After the events of 1963, a decision was made to increase the number of health centers and hospitals in areas with a high Turkish Cypriot population. In Nicosia, it was decided to construct a new State Hospital with financial and technical assistance from Turkey. The foundation of the hospital was laid in 1971 on a 41,650m² area located between Ortaköy and Gönyeli, 5 km from Gönyeli. The hospital, consisting of 6 blocks and covering an area of 22,556m², was completed and inaugurated with a ceremony on February 13, 1978. On October 19, 1981, with the enactment of the law for naming state hospitals, the Nicosia State Hospital was renamed Dr. Burhan Nalbantoğlu State Hospital.

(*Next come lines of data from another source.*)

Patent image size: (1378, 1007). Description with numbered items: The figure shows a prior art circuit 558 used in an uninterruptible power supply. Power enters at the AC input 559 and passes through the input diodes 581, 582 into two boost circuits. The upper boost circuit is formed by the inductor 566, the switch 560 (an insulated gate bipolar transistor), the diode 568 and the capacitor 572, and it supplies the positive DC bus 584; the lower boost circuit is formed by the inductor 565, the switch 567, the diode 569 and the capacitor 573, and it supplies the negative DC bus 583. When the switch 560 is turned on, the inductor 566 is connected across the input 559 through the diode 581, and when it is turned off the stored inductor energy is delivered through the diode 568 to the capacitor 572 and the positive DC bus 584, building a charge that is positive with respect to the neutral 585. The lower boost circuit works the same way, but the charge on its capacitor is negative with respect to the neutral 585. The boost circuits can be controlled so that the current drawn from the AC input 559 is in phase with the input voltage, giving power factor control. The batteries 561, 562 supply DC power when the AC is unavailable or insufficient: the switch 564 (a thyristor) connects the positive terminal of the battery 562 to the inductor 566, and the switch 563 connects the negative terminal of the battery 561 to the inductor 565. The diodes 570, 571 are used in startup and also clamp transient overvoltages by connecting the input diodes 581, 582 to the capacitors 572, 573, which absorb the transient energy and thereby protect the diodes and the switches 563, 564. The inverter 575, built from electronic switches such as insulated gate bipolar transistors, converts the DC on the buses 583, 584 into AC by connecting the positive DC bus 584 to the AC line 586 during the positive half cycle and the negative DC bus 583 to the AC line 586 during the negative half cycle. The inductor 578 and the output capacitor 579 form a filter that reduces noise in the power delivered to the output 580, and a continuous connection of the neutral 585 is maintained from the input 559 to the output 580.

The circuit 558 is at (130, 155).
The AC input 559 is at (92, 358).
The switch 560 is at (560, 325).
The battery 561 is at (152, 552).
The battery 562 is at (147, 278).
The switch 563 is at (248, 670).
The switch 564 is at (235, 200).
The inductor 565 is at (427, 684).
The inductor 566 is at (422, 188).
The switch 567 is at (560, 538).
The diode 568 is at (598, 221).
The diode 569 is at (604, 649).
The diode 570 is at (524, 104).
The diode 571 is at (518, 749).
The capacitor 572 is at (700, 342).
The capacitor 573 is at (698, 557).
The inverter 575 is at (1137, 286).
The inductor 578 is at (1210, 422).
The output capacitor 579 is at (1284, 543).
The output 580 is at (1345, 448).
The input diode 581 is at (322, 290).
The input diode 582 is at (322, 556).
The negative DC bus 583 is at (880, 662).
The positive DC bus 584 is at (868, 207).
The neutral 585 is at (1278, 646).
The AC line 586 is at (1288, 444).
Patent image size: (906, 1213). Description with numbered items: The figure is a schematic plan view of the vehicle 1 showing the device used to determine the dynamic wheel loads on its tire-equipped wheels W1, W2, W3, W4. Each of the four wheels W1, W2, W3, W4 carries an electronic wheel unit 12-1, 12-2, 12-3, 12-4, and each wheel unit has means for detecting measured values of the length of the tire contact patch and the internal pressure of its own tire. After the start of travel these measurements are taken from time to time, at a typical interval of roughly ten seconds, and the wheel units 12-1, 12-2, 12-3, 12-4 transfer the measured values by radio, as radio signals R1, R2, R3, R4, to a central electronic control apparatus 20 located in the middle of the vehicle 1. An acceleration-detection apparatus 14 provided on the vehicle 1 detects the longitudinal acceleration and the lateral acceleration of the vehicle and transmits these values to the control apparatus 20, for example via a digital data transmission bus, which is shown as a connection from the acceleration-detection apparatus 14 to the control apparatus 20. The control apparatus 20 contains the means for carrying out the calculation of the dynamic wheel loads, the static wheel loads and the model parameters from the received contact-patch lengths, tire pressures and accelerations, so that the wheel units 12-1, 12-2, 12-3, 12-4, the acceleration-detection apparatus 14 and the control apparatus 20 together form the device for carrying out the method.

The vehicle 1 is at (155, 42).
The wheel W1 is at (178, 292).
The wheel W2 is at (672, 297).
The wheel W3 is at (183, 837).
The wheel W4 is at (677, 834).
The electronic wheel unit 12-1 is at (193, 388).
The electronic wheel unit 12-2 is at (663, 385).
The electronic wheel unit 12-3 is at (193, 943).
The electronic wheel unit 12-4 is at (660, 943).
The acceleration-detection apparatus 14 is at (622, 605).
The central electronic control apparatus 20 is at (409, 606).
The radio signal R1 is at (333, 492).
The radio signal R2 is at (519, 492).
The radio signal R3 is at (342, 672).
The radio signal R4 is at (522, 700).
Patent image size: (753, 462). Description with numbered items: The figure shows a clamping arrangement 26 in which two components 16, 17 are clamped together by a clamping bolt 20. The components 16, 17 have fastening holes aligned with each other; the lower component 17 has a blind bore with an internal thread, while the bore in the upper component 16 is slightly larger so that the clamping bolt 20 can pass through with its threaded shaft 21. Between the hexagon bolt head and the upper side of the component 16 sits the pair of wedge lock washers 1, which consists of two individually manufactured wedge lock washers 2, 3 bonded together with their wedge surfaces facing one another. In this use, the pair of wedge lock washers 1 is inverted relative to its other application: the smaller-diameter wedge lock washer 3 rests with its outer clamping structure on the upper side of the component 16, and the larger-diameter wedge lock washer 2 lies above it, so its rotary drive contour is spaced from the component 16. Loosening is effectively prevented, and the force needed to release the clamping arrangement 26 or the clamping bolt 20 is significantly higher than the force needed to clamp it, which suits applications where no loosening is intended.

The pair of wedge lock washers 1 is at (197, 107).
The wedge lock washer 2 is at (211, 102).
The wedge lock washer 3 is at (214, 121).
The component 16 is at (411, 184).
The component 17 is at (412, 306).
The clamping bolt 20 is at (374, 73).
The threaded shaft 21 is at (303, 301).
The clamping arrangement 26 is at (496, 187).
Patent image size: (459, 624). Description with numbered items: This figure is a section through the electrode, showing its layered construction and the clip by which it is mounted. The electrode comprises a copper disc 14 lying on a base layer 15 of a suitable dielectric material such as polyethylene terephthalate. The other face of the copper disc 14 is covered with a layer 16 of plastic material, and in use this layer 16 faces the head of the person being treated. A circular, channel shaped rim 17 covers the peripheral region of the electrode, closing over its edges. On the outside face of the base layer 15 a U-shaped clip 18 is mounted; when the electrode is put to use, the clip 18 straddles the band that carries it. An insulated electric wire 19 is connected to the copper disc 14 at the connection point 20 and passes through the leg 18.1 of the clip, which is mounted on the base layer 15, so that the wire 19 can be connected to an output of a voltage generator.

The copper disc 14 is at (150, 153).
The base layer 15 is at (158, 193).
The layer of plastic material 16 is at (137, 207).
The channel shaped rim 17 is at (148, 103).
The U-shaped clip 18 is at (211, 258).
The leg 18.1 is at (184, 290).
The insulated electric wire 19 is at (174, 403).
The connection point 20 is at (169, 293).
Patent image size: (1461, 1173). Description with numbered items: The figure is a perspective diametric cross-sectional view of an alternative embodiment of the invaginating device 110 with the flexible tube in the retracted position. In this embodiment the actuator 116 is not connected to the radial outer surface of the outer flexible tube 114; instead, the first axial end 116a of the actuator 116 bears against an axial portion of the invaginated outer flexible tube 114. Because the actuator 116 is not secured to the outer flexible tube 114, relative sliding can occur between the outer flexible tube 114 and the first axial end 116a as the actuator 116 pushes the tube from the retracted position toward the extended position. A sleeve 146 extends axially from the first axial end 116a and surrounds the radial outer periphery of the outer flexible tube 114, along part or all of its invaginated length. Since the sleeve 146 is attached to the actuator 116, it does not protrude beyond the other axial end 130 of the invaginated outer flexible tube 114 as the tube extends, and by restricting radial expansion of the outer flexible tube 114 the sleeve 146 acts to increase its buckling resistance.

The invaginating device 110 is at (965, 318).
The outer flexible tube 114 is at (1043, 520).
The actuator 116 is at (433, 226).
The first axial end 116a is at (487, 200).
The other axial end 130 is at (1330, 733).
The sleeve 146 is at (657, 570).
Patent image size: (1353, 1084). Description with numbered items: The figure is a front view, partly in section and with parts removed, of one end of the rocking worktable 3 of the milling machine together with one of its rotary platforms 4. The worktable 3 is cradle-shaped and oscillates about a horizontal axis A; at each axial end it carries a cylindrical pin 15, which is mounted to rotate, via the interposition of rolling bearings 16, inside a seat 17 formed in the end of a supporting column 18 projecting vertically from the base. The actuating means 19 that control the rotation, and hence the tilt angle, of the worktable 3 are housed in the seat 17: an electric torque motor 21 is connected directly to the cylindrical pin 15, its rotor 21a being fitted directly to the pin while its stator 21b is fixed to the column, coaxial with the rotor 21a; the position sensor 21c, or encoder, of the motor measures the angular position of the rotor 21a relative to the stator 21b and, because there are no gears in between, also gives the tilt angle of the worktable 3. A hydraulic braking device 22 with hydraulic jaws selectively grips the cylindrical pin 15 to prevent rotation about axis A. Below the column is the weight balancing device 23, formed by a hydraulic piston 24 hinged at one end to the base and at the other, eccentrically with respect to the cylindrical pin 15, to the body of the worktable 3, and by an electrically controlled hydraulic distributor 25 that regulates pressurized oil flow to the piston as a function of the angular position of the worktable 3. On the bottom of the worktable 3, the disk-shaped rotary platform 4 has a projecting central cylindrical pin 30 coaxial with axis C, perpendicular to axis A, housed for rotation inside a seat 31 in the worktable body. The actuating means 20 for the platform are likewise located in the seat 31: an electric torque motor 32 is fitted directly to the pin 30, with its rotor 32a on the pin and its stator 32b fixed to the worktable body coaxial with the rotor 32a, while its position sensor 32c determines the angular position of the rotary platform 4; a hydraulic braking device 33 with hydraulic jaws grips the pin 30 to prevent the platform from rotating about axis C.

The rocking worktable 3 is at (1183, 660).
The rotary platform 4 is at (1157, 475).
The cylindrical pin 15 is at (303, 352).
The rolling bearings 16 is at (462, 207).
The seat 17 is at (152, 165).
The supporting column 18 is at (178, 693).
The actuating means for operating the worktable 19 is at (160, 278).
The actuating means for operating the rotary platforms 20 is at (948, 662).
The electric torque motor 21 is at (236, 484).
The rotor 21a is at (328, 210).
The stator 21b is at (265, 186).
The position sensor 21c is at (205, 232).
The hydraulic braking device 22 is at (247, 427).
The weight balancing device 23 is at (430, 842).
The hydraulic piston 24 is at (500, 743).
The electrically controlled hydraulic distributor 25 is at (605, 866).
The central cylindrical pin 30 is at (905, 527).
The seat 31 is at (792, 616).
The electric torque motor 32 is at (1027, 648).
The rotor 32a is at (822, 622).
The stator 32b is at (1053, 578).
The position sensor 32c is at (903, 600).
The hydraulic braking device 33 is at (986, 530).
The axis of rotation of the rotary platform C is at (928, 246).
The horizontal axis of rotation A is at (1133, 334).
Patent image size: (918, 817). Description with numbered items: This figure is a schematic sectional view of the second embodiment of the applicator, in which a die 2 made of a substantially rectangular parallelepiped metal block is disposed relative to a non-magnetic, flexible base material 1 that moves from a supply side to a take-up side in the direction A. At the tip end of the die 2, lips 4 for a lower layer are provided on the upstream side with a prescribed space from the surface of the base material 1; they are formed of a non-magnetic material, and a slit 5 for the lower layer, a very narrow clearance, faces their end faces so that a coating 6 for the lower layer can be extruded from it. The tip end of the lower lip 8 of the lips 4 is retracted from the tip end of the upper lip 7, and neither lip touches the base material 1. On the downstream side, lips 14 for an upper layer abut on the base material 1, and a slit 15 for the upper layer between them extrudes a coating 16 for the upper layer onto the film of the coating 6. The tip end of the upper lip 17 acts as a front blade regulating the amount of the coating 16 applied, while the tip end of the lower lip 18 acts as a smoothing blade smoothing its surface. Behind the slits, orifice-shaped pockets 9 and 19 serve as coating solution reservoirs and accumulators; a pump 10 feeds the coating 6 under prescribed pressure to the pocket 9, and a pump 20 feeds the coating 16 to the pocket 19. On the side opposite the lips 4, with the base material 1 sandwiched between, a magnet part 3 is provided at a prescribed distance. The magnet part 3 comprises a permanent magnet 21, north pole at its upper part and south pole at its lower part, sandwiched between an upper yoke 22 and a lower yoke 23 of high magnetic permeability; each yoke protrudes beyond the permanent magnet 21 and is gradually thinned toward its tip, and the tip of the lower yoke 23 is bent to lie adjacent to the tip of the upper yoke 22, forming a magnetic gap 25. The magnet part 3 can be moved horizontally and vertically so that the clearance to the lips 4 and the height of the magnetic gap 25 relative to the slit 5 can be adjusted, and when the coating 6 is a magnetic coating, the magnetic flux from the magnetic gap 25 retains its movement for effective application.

Over time, due to increasing needs, the hospital became insufficient, and in November 1988, the Cancer Center building was constructed. Later, the Hemodialysis unit was added to this building in 1996, followed by the Chest Diseases and Infectious Diseases units in 1998. A CT scanner was purchased for the section housing the Radiation Oncology unit. Additionally, a Nuclear Medicine unit was established in this section in 1996. In 1988, a Thalassemia Center was founded in this hospital, and in 1996, the Blood Bank was relocated to this section. The upper part of the building began to be used as a nurses' dormitory, and with this relocation, the 4th floor of the Second Block was reorganized to accommodate the Neurology, Neurosurgery, and Physical Therapy units. In 2002, part of the nurses' dormitory above the Thalassemia Center was vacated, and with the contributions of the Cancer Patients Assistance Association, an Oncology Unit was opened in this section. In 2001, a Diabetes Center was built, where all procedures for diabetic patients started to be carried out.

In June 2004, a Polyclinic building was constructed next to the Special Education Center, and all outpatient clinics and laboratories from the main building were moved to this section. Additionally, a new Radiology Center and an Early Diagnosis Center were established in this building.

In June 2015, a new oncology center was added to the hospital. The newly constructed center has a total capacity of 78 beds. The Oncology Center also provides chemotherapy and radiotherapy services within the hospital. This center serves as a fully equipped oncology hospital.